A long silence stretched between them, punctuated only by the rhythmic drip, drip, drip of a viscous purple liquid falling from a distillation coil into a beaker.

"There is something I need to ask you about, Lord Orochimaru," Kabuto repeated, louder this time, shifting his weight.

"Yes, Kabuto, I heard you the first time." Orochimaru's head barely tilted, a rasp of impatience in his voice that sounded like dry leaves skittering on pavement. "Do you truly believe my hearing fails with age?"

He paused, a thin, serpentine smile stretching his lips as he addressed the glistening organs before him. "Speak your mind, or return to whatever minor irritation you have conjured this time. I am on the verge of isolating the enzyme responsible for the Kaguya clan's bone density."

Kabuto stepped into the circle of light cast by the overhead surgical lamp, his glasses flashing opaque white, hiding his eyes. "It is about the Uchiha boy."

Orochimaru's hand froze mid-incision. The scalpel hovered millimeters above a beating heart.

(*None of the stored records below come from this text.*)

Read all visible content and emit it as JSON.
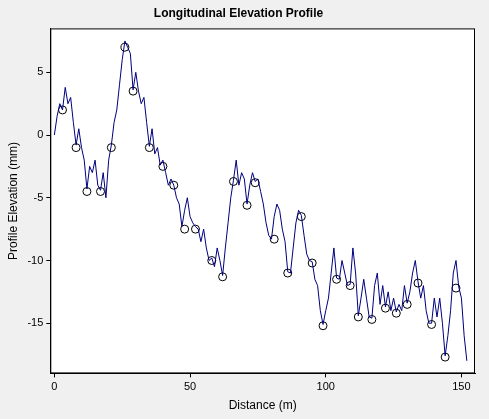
{
  "chart_data": {
    "type": "line",
    "title": "Longitudinal Elevation Profile",
    "x_label": "Distance (m)",
    "y_label": "Profile Elevation (mm)",
    "xlim": [
      -1.5,
      155
    ],
    "xticks": [
      0,
      50,
      100,
      150
    ],
    "ylim": [
      -19,
      8.5
    ],
    "yticks": [
      -15,
      -10,
      -5,
      0,
      5
    ],
    "grid": false,
    "series": [
      {
        "color": "#000080",
        "marker": "none",
        "line_style": "solid",
        "x": [
          0,
          1,
          2,
          3,
          4,
          5,
          6,
          7,
          8,
          9,
          10,
          11,
          12,
          13,
          14,
          15,
          16,
          17,
          18,
          19,
          20,
          21,
          22,
          23,
          24,
          25,
          26,
          27,
          28,
          29,
          30,
          31,
          32,
          33,
          34,
          35,
          36,
          37,
          38,
          39,
          40,
          41,
          42,
          43,
          44,
          45,
          46,
          47,
          48,
          49,
          50,
          51,
          52,
          53,
          54,
          55,
          56,
          57,
          58,
          59,
          60,
          61,
          62,
          63,
          64,
          65,
          66,
          67,
          68,
          69,
          70,
          71,
          72,
          73,
          74,
          75,
          76,
          77,
          78,
          79,
          80,
          81,
          82,
          83,
          84,
          85,
          86,
          87,
          88,
          89,
          90,
          91,
          92,
          93,
          94,
          95,
          96,
          97,
          98,
          99,
          100,
          101,
          102,
          103,
          104,
          105,
          106,
          107,
          108,
          109,
          110,
          111,
          112,
          113,
          114,
          115,
          116,
          117,
          118,
          119,
          120,
          121,
          122,
          123,
          124,
          125,
          126,
          127,
          128,
          129,
          130,
          131,
          132,
          133,
          134,
          135,
          136,
          137,
          138,
          139,
          140,
          141,
          142,
          143,
          144,
          145,
          146,
          147,
          148,
          149,
          150,
          151,
          152
        ],
        "values": [
          0,
          1.5,
          2.5,
          2,
          3.8,
          2.5,
          3,
          1,
          -0.8,
          0.5,
          -1,
          -2,
          -4.3,
          -2.5,
          -3,
          -2,
          -4,
          -4.4,
          -3,
          -5,
          -2,
          -0.8,
          1,
          2,
          4,
          6,
          7.5,
          7,
          6.5,
          3.6,
          5,
          3.5,
          2.5,
          3,
          1,
          -0.9,
          0.5,
          -1.5,
          -1,
          -2.4,
          -2,
          -3,
          -4,
          -3.5,
          -4,
          -5,
          -5.5,
          -7.3,
          -6,
          -5,
          -6.5,
          -7,
          -7.3,
          -7.5,
          -8.5,
          -7.5,
          -9,
          -10,
          -9.8,
          -10.5,
          -9,
          -10,
          -11.2,
          -9,
          -7,
          -5,
          -3.6,
          -2,
          -4,
          -3,
          -3.5,
          -5.5,
          -4,
          -3,
          -3.7,
          -3.5,
          -4.5,
          -5.5,
          -7,
          -8,
          -8.3,
          -6.5,
          -5.5,
          -6,
          -7.5,
          -8.5,
          -10.9,
          -11,
          -9,
          -7,
          -6,
          -6.4,
          -8,
          -9.5,
          -10,
          -10.1,
          -11.5,
          -12,
          -14,
          -15.1,
          -14,
          -13,
          -11,
          -9,
          -11.4,
          -11.5,
          -10,
          -11,
          -12,
          -11.9,
          -9,
          -11,
          -14.4,
          -13,
          -11.5,
          -13,
          -14.5,
          -14.6,
          -12,
          -11,
          -13.5,
          -12,
          -13.7,
          -12.5,
          -14,
          -13,
          -14.1,
          -13.5,
          -14,
          -12,
          -13.4,
          -12.5,
          -11,
          -10,
          -11.7,
          -13,
          -12,
          -14,
          -15,
          -15,
          -13,
          -14.5,
          -13,
          -15,
          -17.6,
          -16,
          -14,
          -11,
          -10,
          -12.1,
          -13,
          -16,
          -18
        ]
      },
      {
        "type": "scatter",
        "color": "#000000",
        "marker": "circle",
        "x": [
          3,
          8,
          12,
          17,
          21,
          26,
          29,
          35,
          40,
          44,
          48,
          52,
          58,
          62,
          66,
          71,
          74,
          81,
          86,
          91,
          95,
          99,
          104,
          109,
          112,
          117,
          122,
          126,
          130,
          134,
          139,
          144,
          148
        ],
        "values": [
          2,
          -1,
          -4.5,
          -4.5,
          -1,
          7,
          3.5,
          -1,
          -2.5,
          -4,
          -7.5,
          -7.5,
          -10,
          -11.3,
          -3.7,
          -5.6,
          -3.8,
          -8.3,
          -11,
          -6.5,
          -10.2,
          -15.2,
          -11.5,
          -12,
          -14.5,
          -14.7,
          -13.8,
          -14.2,
          -13.5,
          -11.8,
          -15.1,
          -17.7,
          -12.2
        ]
      }
    ]
  }
}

"His development… it exceeds all previous parameters," Kabuto continued, his voice stripped of its usual sycophantic lilt, replaced by cold, hard data. "The Curse Mark, the Sharingan's evolution—his body adapts with unnerving speed. I have never witnessed such accelerated growth, not even in your previous vessels. It's... unnatural. Even for us."

Orochimaru finally turned. He slowly wiped the blood from his hands with a white cloth, staining it crimson. His golden, slit-pupiled eyes fixed on Kabuto, burning with a predatory delight that made the air in the room drop a few degrees.

"Fascinating, isn't it?" A low chuckle, like stones grinding together deep underground, escaped his throat. He walked toward Kabuto, towering over his subordinate. "The unpredictability of genius. The Uchiha are a clan of emotional volatility, Kabuto. Their power is tied to their instability."

Orochimaru leaned in close, his tongue darting out to wet his lips. "Tell me, Kabuto… what precisely disturbs you about such a promising specimen? Are you worried for my safety? Or are you worried that your utility is being outpaced by a child?"

Kabuto swallowed hard, sweat beading on his forehead. "I merely suggest caution, my Lord. He is... different."

"Good," Orochimaru hissed, turning back to his work. "I require different. Uniformity is for the grave."